/webcred

A chrome extension that uses surface, content, and off-page features to calculate the credibility of a webpage in real-time.

Primary LanguagePython

Webcred

Webcred is a customizable browser plug-in that can evaluate the credibility of a web page using various surface, content and off-page features.

Surface Features:

Top Level Domain, Count of Inlinks, Outlinks, Broken Links, Advertisements, Page Load Time, Internationalization, Responsiveness, Last Modified Date and Time, Contact Info, Image to text ratio

Content Features:

Spelling Errors, Grammar Errors, Subjectivity, Polarity, POS Tagging

Off-Page Features:

Backlinks Count

The project consists of a login page, an extension and a database. Users are directed to a login page where they enter their credentials using either Google, GitHub or Twitter, then they select the weightage assigned to various features. This information is stored in a database and is used to calculate the credibility score of the website being visited.
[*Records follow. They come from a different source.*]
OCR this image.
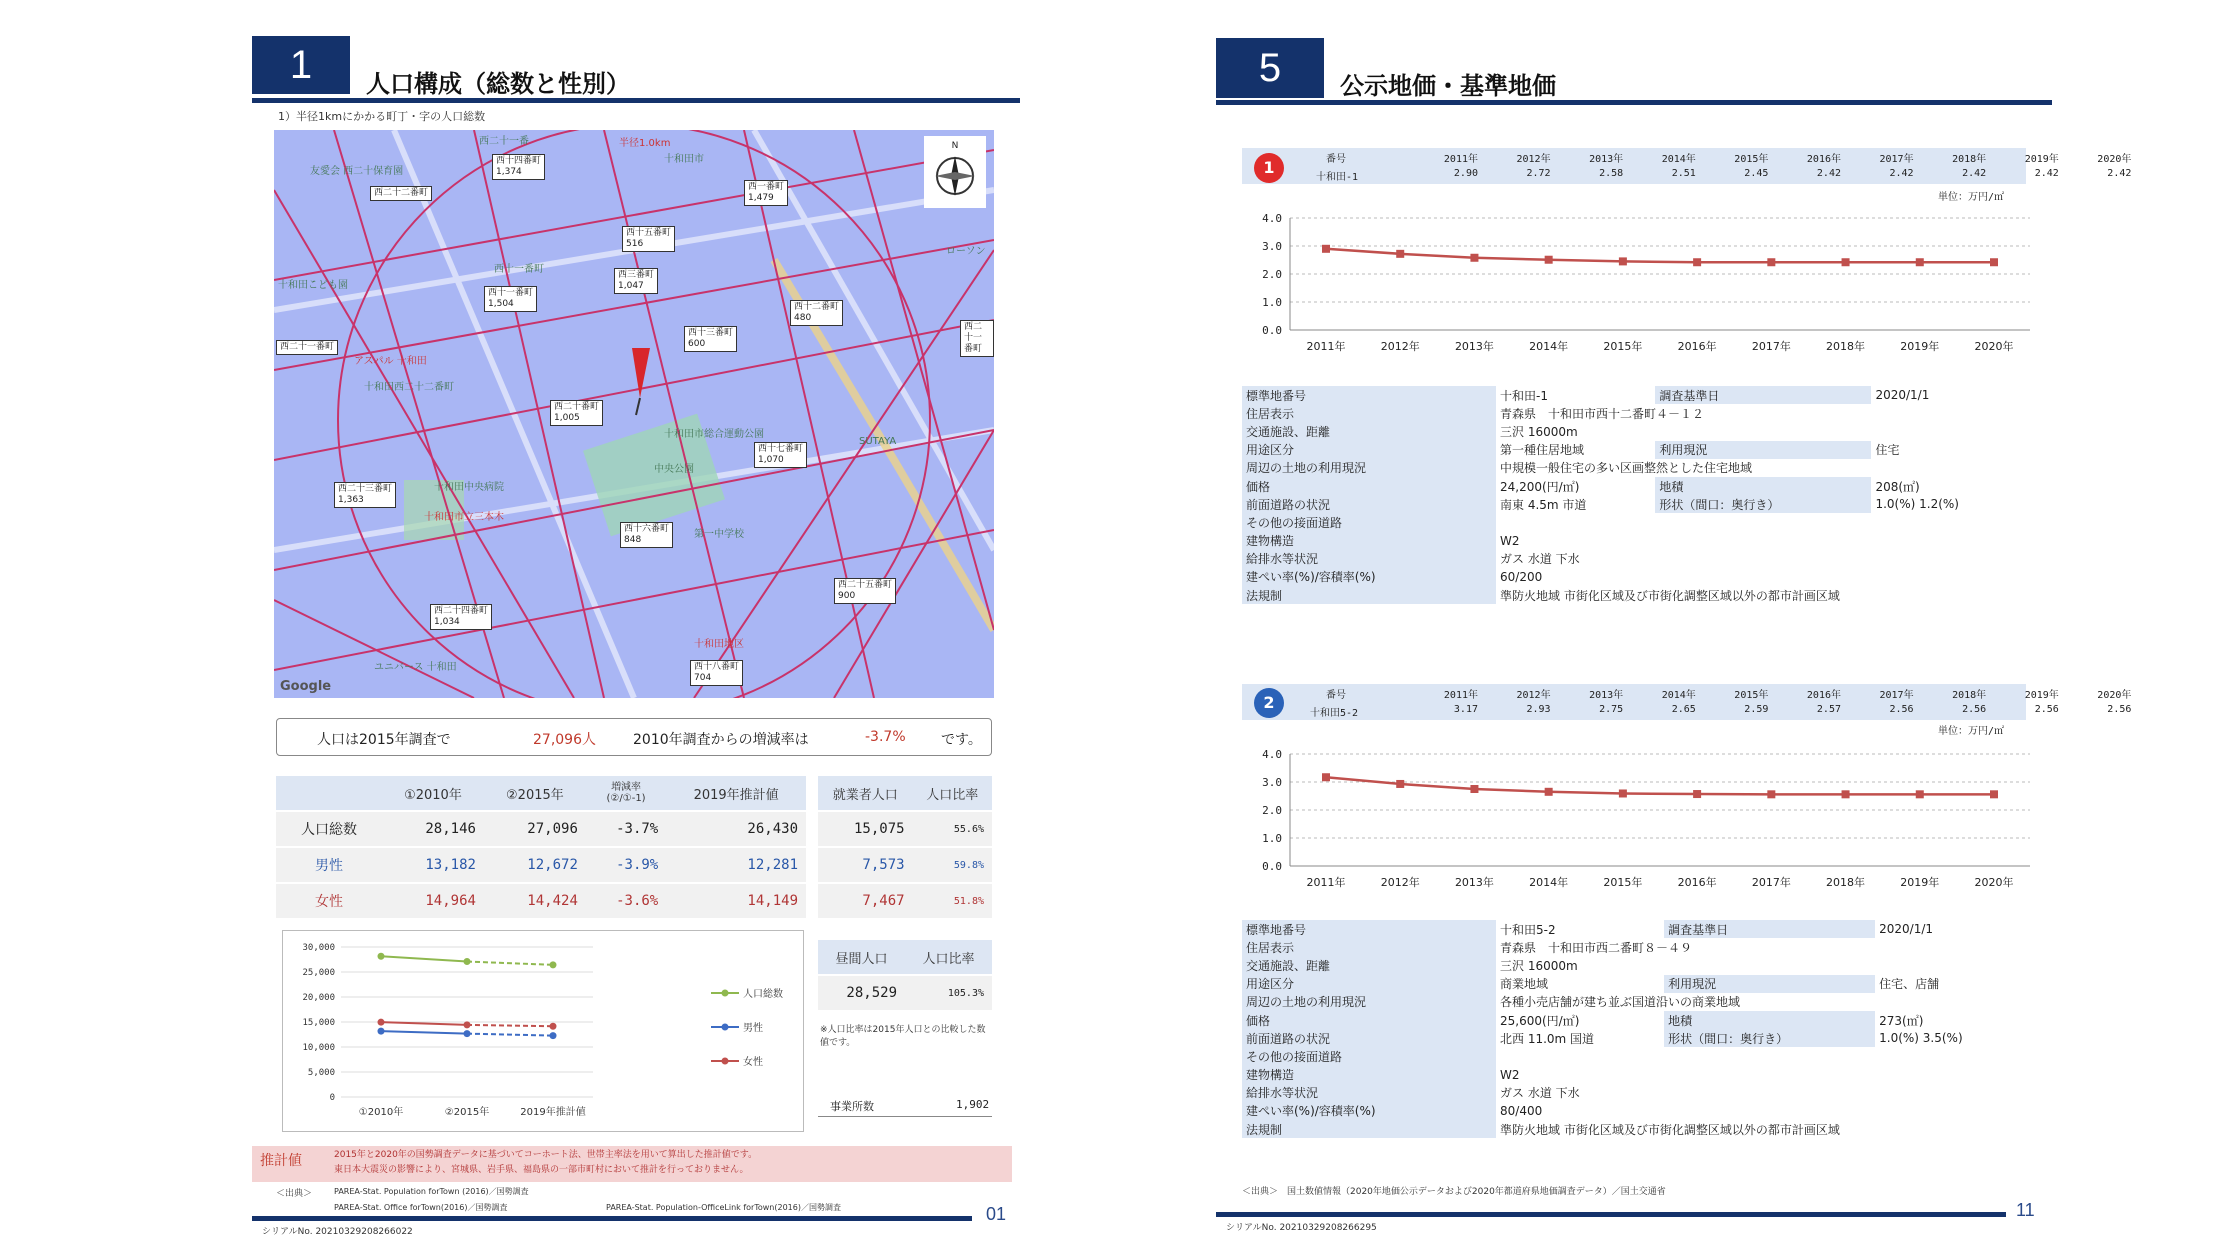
1	人口構成（総数と性別）
1）半径1kmにかかる町丁・字の人口総数
N
半径1.0km
友愛会 西二十保育園
十和田市
西二十一番
十和田こども園
西十一番町
アスパル 十和田
十和田西二十二番町
十和田市総合運動公園
中央公園
十和田市立三本木
十和田中央病院
ユニバース 十和田
十和田地区
SUTAYA
ローソン
第一中学校
西十一番町
1,504
西二十一番町
西十五番町
516
西三番町
1,047
西十四番町
1,374
西二十二番町
西一番町
1,479
西十二番町
480
西十三番町
600
西二十三番町
1,363
西二十番町
1,005
西二十四番町
1,034
西十七番町
1,070
西十六番町
848
西二十五番町
900
西十八番町
704
西二十一番町
Google
人口は2015年調査で	27,096人	2010年調査からの増減率は	-3.7%	です。
	①2010年	②2015年	増減率
(②/①-1)	2019年推計値
人口総数	28,146	27,096	-3.7%	26,430
男性	13,182	12,672	-3.9%	12,281
女性	14,964	14,424	-3.6%	14,149
就業者人口	人口比率
15,075	55.6%
7,573	59.8%
7,467	51.8%
昼間人口	人口比率
28,529	105.3%
※人口比率は2015年人口との比較した数値です。
事業所数	1,902
30,000
25,000
20,000
15,000
10,000
5,000
0
①2010年	②2015年	2019年推計値
人口総数
男性
女性
推計値	2015年と2020年の国勢調査データに基づいてコーホート法、世帯主率法を用いて算出した推計値です。
東日本大震災の影響により、宮城県、岩手県、福島県の一部市町村において推計を行っておりません。
＜出典＞	PAREA-Stat. Population forTown (2016)／国勢調査
PAREA-Stat. Office forTown(2016)／国勢調査	PAREA-Stat. Population-OfficeLink forTown(2016)／国勢調査
シリアルNo. 20210329208266022
01
5	公示地価・基準地価
1	番号
十和田-1
2011年	2012年	2013年	2014年	2015年	2016年	2017年	2018年	2019年	2020年
2.90	2.72	2.58	2.51	2.45	2.42	2.42	2.42	2.42	2.42
単位：万円/㎡
4.0
3.0
2.0
1.0
0.0
2011年	2012年	2013年	2014年	2015年	2016年	2017年	2018年	2019年	2020年
標準地番号	十和田-1	調査基準日	2020/1/1
住居表示	青森県　十和田市西十二番町４－１２		
交通施設、距離	三沢 16000m		
用途区分	第一種住居地域	利用現況	住宅
周辺の土地の利用現況	中規模一般住宅の多い区画整然とした住宅地域		
価格	24,200(円/㎡)	地積	208(㎡)
前面道路の状況	南東 4.5m 市道	形状（間口：奥行き）	1.0(%) 1.2(%)
その他の接面道路			
建物構造	W2		
給排水等状況	ガス 水道 下水		
建ぺい率(%)/容積率(%)	60/200		
法規制	準防火地域 市街化区域及び市街化調整区域以外の都市計画区域		
2	番号
十和田5-2
2011年	2012年	2013年	2014年	2015年	2016年	2017年	2018年	2019年	2020年
3.17	2.93	2.75	2.65	2.59	2.57	2.56	2.56	2.56	2.56
単位：万円/㎡
4.0
3.0
2.0
1.0
0.0
2011年	2012年	2013年	2014年	2015年	2016年	2017年	2018年	2019年	2020年
標準地番号	十和田5-2	調査基準日	2020/1/1
住居表示	青森県　十和田市西二番町８－４９		
交通施設、距離	三沢 16000m		
用途区分	商業地域	利用現況	住宅、店舗
周辺の土地の利用現況	各種小売店舗が建ち並ぶ国道沿いの商業地域		
価格	25,600(円/㎡)	地積	273(㎡)
前面道路の状況	北西 11.0m 国道	形状（間口：奥行き）	1.0(%) 3.5(%)
その他の接面道路			
建物構造	W2		
給排水等状況	ガス 水道 下水		
建ぺい率(%)/容積率(%)	80/400		
法規制	準防火地域 市街化区域及び市街化調整区域以外の都市計画区域		
＜出典＞　国土数値情報（2020年地価公示データおよび2020年都道府県地価調査データ）／国土交通省
シリアルNo. 20210329208266295
11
The login page is built using flask and associated flask libraries such as flask-dance, flask-wtf and flask-wtforms. The login page uses OAuth clients from the respective mediums and makes use of blueprints. The blueprints contain information such as the API key and secret key, the redirect URL and the authorized URLs. These URLs must be specified in the API clients as well in order to ensure the app works as expected. Separate blueprints are registered with the Flask App to ensure that all three mediums can be used to authorize users.

The preferences page contains the selection for various genres and feature categories along with fields to enter the user's preferences. In the event that the user does not wish to enter this data, the default weightages are used for each feature.
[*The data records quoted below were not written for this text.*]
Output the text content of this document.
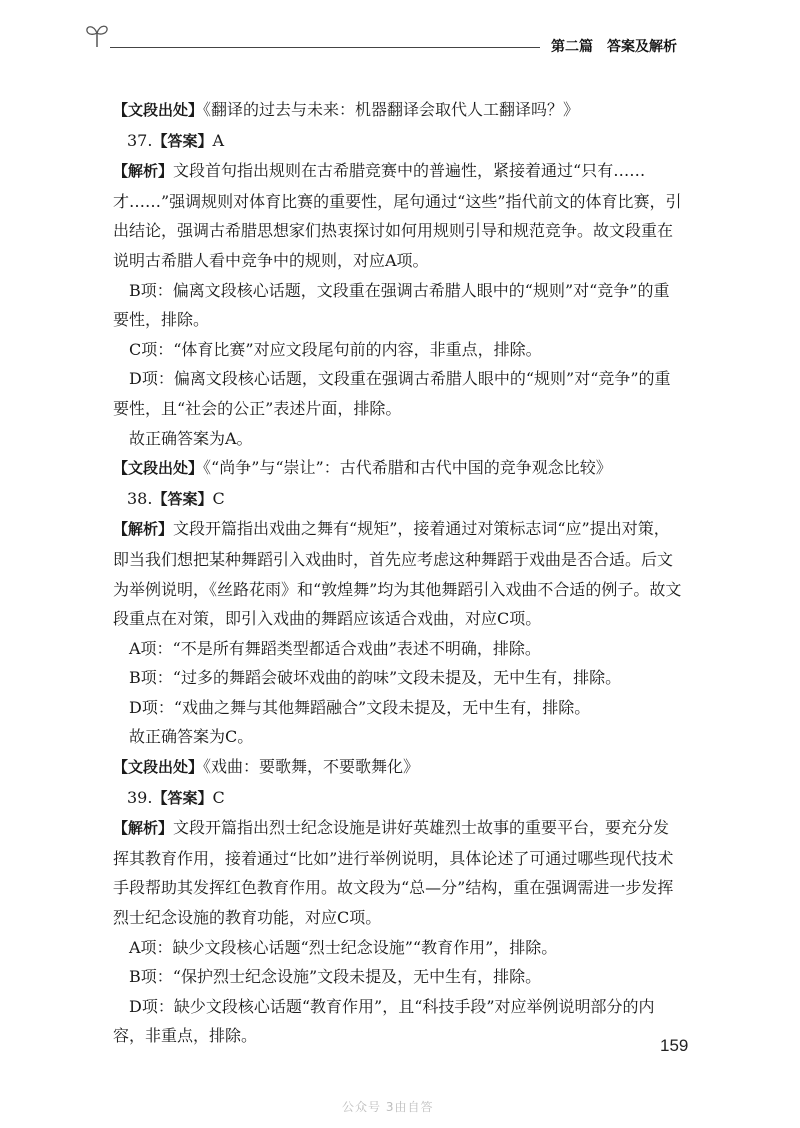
第二篇　答案及解析

【文段出处】《翻译的过去与未来：机器翻译会取代人工翻译吗？》

37.【答案】A

【解析】文段首句指出规则在古希腊竞赛中的普遍性，紧接着通过“只有……才……”强调规则对体育比赛的重要性，尾句通过“这些”指代前文的体育比赛，引出结论，强调古希腊思想家们热衷探讨如何用规则引导和规范竞争。故文段重在说明古希腊人看中竞争中的规则，对应A项。

B项：偏离文段核心话题，文段重在强调古希腊人眼中的“规则”对“竞争”的重要性，排除。

C项：“体育比赛”对应文段尾句前的内容，非重点，排除。

D项：偏离文段核心话题，文段重在强调古希腊人眼中的“规则”对“竞争”的重要性，且“社会的公正”表述片面，排除。

故正确答案为A。

【文段出处】《“尚争”与“崇让”：古代希腊和古代中国的竞争观念比较》

38.【答案】C

【解析】文段开篇指出戏曲之舞有“规矩”，接着通过对策标志词“应”提出对策，即当我们想把某种舞蹈引入戏曲时，首先应考虑这种舞蹈于戏曲是否合适。后文为举例说明，《丝路花雨》和“敦煌舞”均为其他舞蹈引入戏曲不合适的例子。故文段重点在对策，即引入戏曲的舞蹈应该适合戏曲，对应C项。

A项：“不是所有舞蹈类型都适合戏曲”表述不明确，排除。

B项：“过多的舞蹈会破坏戏曲的韵味”文段未提及，无中生有，排除。

D项：“戏曲之舞与其他舞蹈融合”文段未提及，无中生有，排除。

故正确答案为C。

【文段出处】《戏曲：要歌舞，不要歌舞化》

39.【答案】C

【解析】文段开篇指出烈士纪念设施是讲好英雄烈士故事的重要平台，要充分发挥其教育作用，接着通过“比如”进行举例说明，具体论述了可通过哪些现代技术手段帮助其发挥红色教育作用。故文段为“总—分”结构，重在强调需进一步发挥烈士纪念设施的教育功能，对应C项。

A项：缺少文段核心话题“烈士纪念设施”“教育作用”，排除。

B项：“保护烈士纪念设施”文段未提及，无中生有，排除。

D项：缺少文段核心话题“教育作用”，且“科技手段”对应举例说明部分的内容，非重点，排除。

159
公众号 3由自答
All the information is stored in a MongoDB database which contains the tables Fact, Feature, Genre and User. Fact stores the website URL, scores of individual features, surface score, content score, off-page score, aggregate score and timestamp. Feature contains the user ID, genre, and the weightages of each feature. The genre table stores the genre ID, name, user ID and timestamp. The user table stores User ID, username, medium used to log in, and the timestamp. PyMongo is used to create an interface between the python app and the database.

The extension is the main part of the app that will be used by the end-users. It contains a front-end created using HTML, CSS and JavaScript. It displays the URL, the genre and the credibility score.
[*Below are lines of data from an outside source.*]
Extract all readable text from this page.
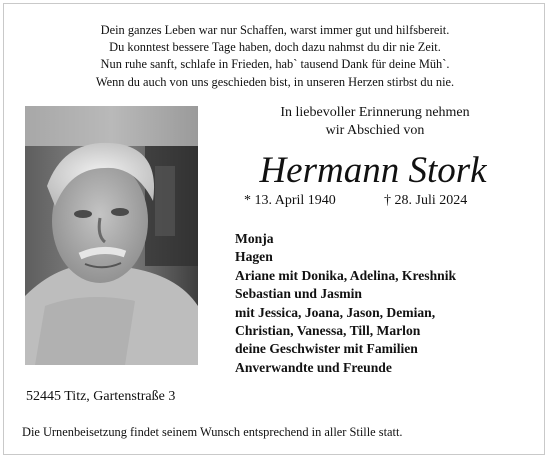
Dein ganzes Leben war nur Schaffen, warst immer gut und hilfsbereit.
Du konntest bessere Tage haben, doch dazu nahmst du dir nie Zeit.
Nun ruhe sanft, schlafe in Frieden, hab` tausend Dank für deine Müh`.
Wenn du auch von uns geschieden bist, in unseren Herzen stirbst du nie.
In liebevoller Erinnerung nehmen
wir Abschied von
Hermann Stork
* 13. April 1940	† 28. Juli 2024
Monja
Hagen
Ariane mit Donika, Adelina, Kreshnik
Sebastian und Jasmin
mit Jessica, Joana, Jason, Demian,
Christian, Vanessa, Till, Marlon
deine Geschwister mit Familien
Anverwandte und Freunde
52445 Titz, Gartenstraße 3
Die Urnenbeisetzung findet seinem Wunsch entsprechend in aller Stille statt.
The Django framework is used to connect the browser extension to the rest of the app which calculates the credibility score and genre. [PENDING]

FlaskApp:

Flask Login Page, preferences page.

Extension:

Extension front-end. Requires connection to django app.

getinfo.py

Separate functions to calculate the values for various features using webscraping libraries such as BeautifulSoup and Selenium. Each feature is calculated using a separate function entitled getFeatureName which returns the value or in case of an error, a default value.